I had to cycle around the veggie section twice to find plain old carrots, as opposed to organic carrots for $5 a bag.  Plain old Molson's Canadian beer is $8 a sixpack, as opposed to $5.50 at Mac's market. Aisles filled with groovy products I've never heard of, all making health claims I have trouble believing. 

Brits fighting above their weight

The Olympics are over, and the scorekeepers are counting medals won, and which nations are ahead.  Seems like us Americans came away with the most medals, followed by the Chinese, then the Russians.  The superpowers.  Britain came in number four, right behind the Russians.  Damn good.  Britain is much smaller than the three biggies, giving it a smaller talent pool to draw upon. Granted they did have a home field advantage, but still, coming in ahead of nearly every other country in the whole world is a damn good show. Rule Britannia. 

Sunday, August 12, 2012

Sunday Pundit

We had David Axelrod, Obama's adviser, on Meet the Press with David Gregory this morning.  Axelrod said "We need policies that help the middle class."   I beg to disagree, we need policies that help the economy as a whole.  And the citizens as a whole, not just special classes of the citizens.
  Then Axelrod waxed indignant about Romney ads accusing Obama of cutting the work requirements from welfare. Claimed that Obama had done no such thing.  Trouble is, it was widely reported in both sides of media  that Obama had done exactly that. 
   The Clinton welfare reform had fairly stiff work requirements.  That was passed 20 odd years ago, and worked wonderfully well, number of people on welfare dropped a lot, and the entire divisive welfare issue solved itself and dropped out of normal political discourse.  Obama is messing with success, and given his reverse Midas touch, that's a bad thing.
  Anyhow, Axelrod was saying it never happened, when we all know it did.  Gregory let  him get  away with it, too.

Saturday, August 11, 2012

Are Yard Sales over?

Did my usual Saturday morning circuit looking for yard sales.  Up US 3 to to US 302, take a left thru Bethlehem, down the Brooks Road, into Littleton on Union St, and back thru Franconia.  One, just one yard sale, way back off the main road and very small.  Used to be I'd hit a round dozen yard sales on the circuit, at least any day it wasn't pouring down rain. 
   One thing that slowed yard sales down.  The local paper (Littleton Courier) used to run free classified ads for local yard sales.  Then they started charging $35 and people stopped advertising in the Courier.  And I stopped buying it regular. 
   Any how the yard sales are getting scarcer.

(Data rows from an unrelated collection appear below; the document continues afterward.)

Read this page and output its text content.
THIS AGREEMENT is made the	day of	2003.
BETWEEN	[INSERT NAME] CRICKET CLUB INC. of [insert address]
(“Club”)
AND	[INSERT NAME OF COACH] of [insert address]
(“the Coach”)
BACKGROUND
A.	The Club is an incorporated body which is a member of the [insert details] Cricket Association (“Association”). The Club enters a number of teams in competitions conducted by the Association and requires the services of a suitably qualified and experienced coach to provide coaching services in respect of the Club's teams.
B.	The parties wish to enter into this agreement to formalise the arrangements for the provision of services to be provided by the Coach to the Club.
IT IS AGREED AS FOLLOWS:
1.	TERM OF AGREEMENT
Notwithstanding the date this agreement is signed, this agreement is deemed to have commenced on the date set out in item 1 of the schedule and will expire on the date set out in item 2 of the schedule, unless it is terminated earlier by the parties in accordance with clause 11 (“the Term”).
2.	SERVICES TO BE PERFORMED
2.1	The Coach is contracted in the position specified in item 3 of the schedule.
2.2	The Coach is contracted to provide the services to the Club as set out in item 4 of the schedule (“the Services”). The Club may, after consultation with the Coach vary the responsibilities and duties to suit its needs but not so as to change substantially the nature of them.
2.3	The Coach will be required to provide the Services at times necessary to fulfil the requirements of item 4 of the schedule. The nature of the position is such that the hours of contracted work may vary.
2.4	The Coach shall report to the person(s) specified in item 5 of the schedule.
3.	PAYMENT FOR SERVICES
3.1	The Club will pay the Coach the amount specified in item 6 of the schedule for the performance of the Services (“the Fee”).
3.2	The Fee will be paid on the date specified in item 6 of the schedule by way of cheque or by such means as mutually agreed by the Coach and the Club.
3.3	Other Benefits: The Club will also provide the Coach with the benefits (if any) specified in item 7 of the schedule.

Picking Ryan sends us a message

Romney's pick of Paul Ryan for VP tells us something good.  Ryan stands for balancing the budget by cutting spending.  He even has a plan to cut Medicare spending.  By picking Ryan, Romney is telling us that he wants to cut spending and balance the budget.  Which is a good thing, that up until now, Romney had not been really clear about.  Romney is a nice guy, and his election will be 100% better for the country than Obama, but he hasn't been very clear about just what a  Romney administration will do if elected.  Now we have a better idea.  With Paul Ryan in the administration, there will be spending cuts, medicare reform, and budget balancing.   I'm all in favor.  We cannot get the economy growing again until we get the federal budget balanced.  Right now Uncle borrows 40 cents of every dollar spent.  Our yearly deficit is better than 10% of GNP.  We may not truly balance the budget (get the deficit down to zero) but getting it down to 1% of GNP would be a tremendous improvement.